A staff report states this is consistent with the practice in a number of B.C. municipalities. It’s intended to mitigate any perceived or actual conflict of interest when it comes to council approval of remuneration increases during their term in office.

“The policy was scheduled to be reviewed in 2022 prior to the last election, but the review was not undertaken due to staffing resource challenges in human resources,” said the report. “The next scheduled formal review of the policy will be in 2025 prior to the next municipal election.”

At Monday’s meeting, Mayor Patrick Johnstone posed a question to council for its consideration: instead of reviewing the council remuneration policy closer to the 2026 election, should it be done now?

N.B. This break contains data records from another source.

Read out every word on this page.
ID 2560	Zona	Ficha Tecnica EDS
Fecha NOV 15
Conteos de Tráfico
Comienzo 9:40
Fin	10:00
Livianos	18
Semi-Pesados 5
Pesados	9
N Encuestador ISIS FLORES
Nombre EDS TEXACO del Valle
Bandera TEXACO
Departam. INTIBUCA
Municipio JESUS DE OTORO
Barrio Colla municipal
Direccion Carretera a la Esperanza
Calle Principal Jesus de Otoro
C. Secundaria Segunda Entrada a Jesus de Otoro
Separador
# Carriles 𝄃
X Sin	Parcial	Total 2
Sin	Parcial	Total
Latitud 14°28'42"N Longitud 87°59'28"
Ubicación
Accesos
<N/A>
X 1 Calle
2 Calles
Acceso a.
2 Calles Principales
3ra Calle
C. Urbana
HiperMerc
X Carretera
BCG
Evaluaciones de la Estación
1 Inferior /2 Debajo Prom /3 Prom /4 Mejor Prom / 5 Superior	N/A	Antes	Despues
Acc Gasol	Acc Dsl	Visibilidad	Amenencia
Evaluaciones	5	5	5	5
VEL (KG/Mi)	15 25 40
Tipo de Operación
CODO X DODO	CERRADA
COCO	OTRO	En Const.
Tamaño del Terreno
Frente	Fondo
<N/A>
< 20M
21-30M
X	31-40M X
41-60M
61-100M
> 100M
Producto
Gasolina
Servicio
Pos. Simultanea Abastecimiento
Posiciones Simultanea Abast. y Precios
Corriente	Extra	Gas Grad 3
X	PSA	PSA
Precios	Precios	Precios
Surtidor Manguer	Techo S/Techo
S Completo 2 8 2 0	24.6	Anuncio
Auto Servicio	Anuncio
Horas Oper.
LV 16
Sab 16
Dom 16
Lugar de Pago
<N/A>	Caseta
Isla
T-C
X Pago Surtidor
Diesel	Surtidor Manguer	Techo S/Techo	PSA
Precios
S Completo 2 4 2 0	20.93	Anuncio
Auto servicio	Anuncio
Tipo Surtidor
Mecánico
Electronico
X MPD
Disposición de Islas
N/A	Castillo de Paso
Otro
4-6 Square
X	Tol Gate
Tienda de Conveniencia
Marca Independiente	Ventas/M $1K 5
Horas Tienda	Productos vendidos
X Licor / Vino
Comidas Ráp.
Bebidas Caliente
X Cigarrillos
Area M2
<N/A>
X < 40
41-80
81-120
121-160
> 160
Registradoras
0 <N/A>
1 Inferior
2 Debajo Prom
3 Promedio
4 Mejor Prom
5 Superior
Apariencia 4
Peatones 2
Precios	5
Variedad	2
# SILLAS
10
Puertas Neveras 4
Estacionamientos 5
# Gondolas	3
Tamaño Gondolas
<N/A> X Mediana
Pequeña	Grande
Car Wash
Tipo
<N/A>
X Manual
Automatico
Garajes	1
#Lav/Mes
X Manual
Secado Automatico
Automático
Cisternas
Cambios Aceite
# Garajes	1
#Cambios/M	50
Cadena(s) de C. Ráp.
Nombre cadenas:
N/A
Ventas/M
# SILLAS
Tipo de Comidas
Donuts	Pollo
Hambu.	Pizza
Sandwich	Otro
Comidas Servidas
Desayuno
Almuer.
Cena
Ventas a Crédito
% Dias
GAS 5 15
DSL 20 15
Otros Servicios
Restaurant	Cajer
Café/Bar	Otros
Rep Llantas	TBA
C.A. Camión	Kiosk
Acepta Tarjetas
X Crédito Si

“Any change in remuneration would only be applied after the election to the incoming council,” he said.

Johnstone noted that former Prime Minister Kim Campbell was famous for saying elections aren’t a good time to have a good conversation about public policy.

“There may be an advantage to us actually having a public policy conversation now, in order to sort of separate that from having that public policy conversation and get attached to the election,” he said. “But I leave that in front of council to decide.”

Coun. Daniel Fontaine said he agreed with Johnstone’s sentiment.

“I think the timing of it – sooner rather than later – is better; get it out into the public domain,” he said. “I'm a big fan of making sure that the public sees these things well in advance.”

Instead of approving the staff recommendation – which would have directed staff to conduct a formal review of the council remuneration policy in 2026 – council unanimously approve Fontaine’s motion directing staff to begin the remuneration review now.

Coun. Nadine Nakagawa said she also supports doing the review as soon as possible.

“I think that it is important that people who are considering running for office know what the remuneration policy is. Not everybody is fortunate enough to be wealthy enough that this doesn't mean taking time off from another job or maybe arranging childcare or life situations,” she said. “So, I think it's really fair that we communicate as quickly as possible, what it is and that we decide for future councils.”

Coun. Ruby Campbell said that doing the review now would give staff time to look at the remuneration provided in other municipalities and provide clarity for people running for council in 2026.

Severance allowance review

Fontaine also put forward a motion for council’s consideration that the review also include an update on the transitional allowance payment to elected officials “to reduce the tax burden on city taxpayers.”

Fontaine and Coun. Paul Minhas, the two New West Progressive members on council, have voiced concerns that some former council members have received separation allowances from the City of New Westminster even though they found full-time employment after leaving council.

“I think that it's time for us to review that to determine whether or not there's a better approach,” Fontaine said Monday.

Fontaine said he “wouldn't say that we need to take away their transition allowance” but he doesn’t think council members should receive the allowance if they are working full time.

Nakagawa proposed an amendment to Fontaine’s motion, which was to delete the words officials “to reduce the tax burden on city taxpayers.” In a 3-2 vote, council supported Nakagawa’s amendment.

 Council then unanimously supported the amended motion: that the council remuneration review also include an update on the transitional allowance payment to elected officials.